Il terzo tema riguarda la formazione di competenze e leadership. Le proposte si basano su un sistema di 11 domini di competenza, specificamente costruiti per le professioni sanitarie coinvolte. L’analisi condotta tramite il metodo Delphi da un gruppo di lavoro della Federazione, ha presentato una progressione che va dal livello base, all’avanzato, fino all’executive, con differenti gradi di applicazione delle competenze, integrazione dei processi e gestione dinamica dei sistemi. Inoltre, sono state condivise esperienze significative che dimostrano il valore della figura del dirigente delle professioni sanitarie, anche nel ruolo di Direttore socio-sanitario, sottolineando la sua importanza nei processi di integrazione e gestione dei servizi. Accanto a ciò, è stato approfondito il tema della dirigenza nell’ambito della prevenzione, con un focus sulle funzioni di coordinamento delle attività di sorveglianza, controllo e tutela della salute collettiva, in risposta alla crescente complessità dei bisogni e dei contesti organizzativi.

Durante i lavori, coordinati da Massimiliano Contesini, membro del Comitato centrale della Fno Tsrm e Pstrp, hanno preso parte la senatrice Paola Mancini – promotrice dell’evento – e l’onorevole Ilenia Malavasi, membri rispettivamente della Commissione Affari sociali del Senato e della Camera dei deputati.
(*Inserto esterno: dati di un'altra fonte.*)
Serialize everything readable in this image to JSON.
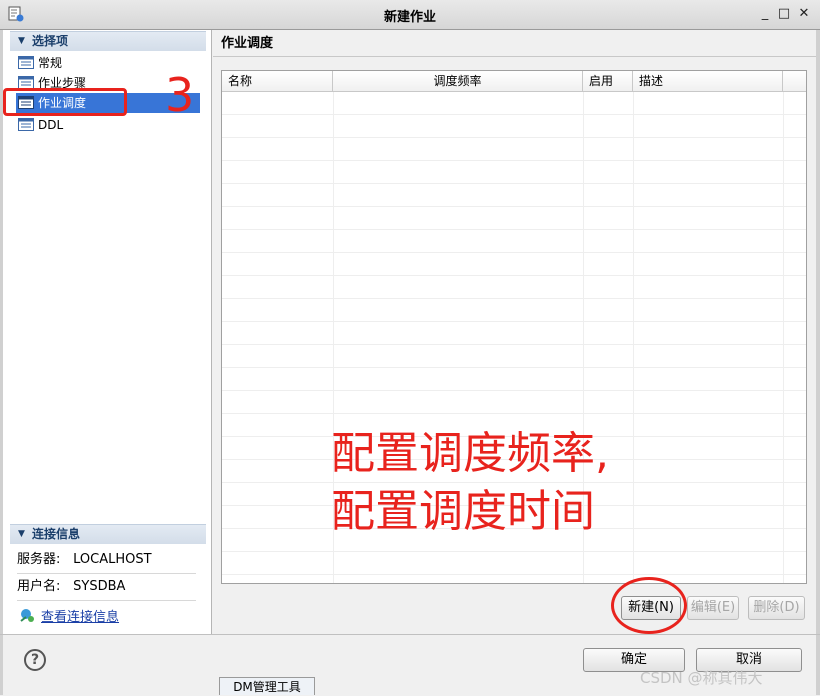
{
  "window": {
    "title": "新建作业",
    "icon": "dm-app-icon",
    "controls": [
      "minimize-icon",
      "maximize-icon",
      "close-icon"
    ],
    "control_glyphs": [
      "_",
      "□",
      "✕"
    ]
  },
  "sidebar": {
    "section_title": "选择项",
    "items": [
      {
        "label": "常规",
        "icon": "table-icon"
      },
      {
        "label": "作业步骤",
        "icon": "table-icon"
      },
      {
        "label": "作业调度",
        "icon": "table-icon",
        "selected": true
      },
      {
        "label": "DDL",
        "icon": "table-icon"
      }
    ],
    "annotation_number": "3"
  },
  "connection": {
    "section_title": "连接信息",
    "server_label": "服务器:",
    "server_value": "LOCALHOST",
    "user_label": "用户名:",
    "user_value": "SYSDBA",
    "view_link": "查看连接信息"
  },
  "main": {
    "page_title": "作业调度",
    "table": {
      "columns": [
        "名称",
        "调度频率",
        "启用",
        "描述"
      ],
      "rows": []
    },
    "buttons": {
      "new": "新建(N)",
      "edit": "编辑(E)",
      "delete": "删除(D)"
    },
    "annotation_lines": [
      "配置调度频率,",
      "配置调度时间"
    ]
  },
  "footer": {
    "ok": "确定",
    "cancel": "取消",
    "help_glyph": "?"
  },
  "taskbar": {
    "tab_label": "DM管理工具"
  },
  "watermark": "CSDN @称其伟大",
  "colors": {
    "selection": "#3875d7",
    "annotation_red": "#e8231d",
    "link_blue": "#1a3fa6",
    "section_header_text": "#1b3f6b"
  }
}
Hanno contribuito anche Massimo Fabi della Commissione salute della Conferenza Stato-Regioni, Carlo Bolzonello della Commissione Sanità della Regione Friuli Venezia Giulia, il professor Federico Lega dell’Università degli Studi di Milano, e i dirigenti della Federazione nazionale Raffaele Lamanna, Enrica Tidone, Massimo Romanelli e Massimo Mazzieri. Con questo convegno, la Federazione nazionale ha voluto mettere in evidenza la propria disponibilità a collaborare con le Istituzioni per tradurre le priorità in interventi normativi e contrattuali concreti, rendendo evidente che il rafforzamento della dirigenza delle professioni sanitarie sia imprescindibile per gestire la complessità del sistema e per accompagnarne l’evoluzione.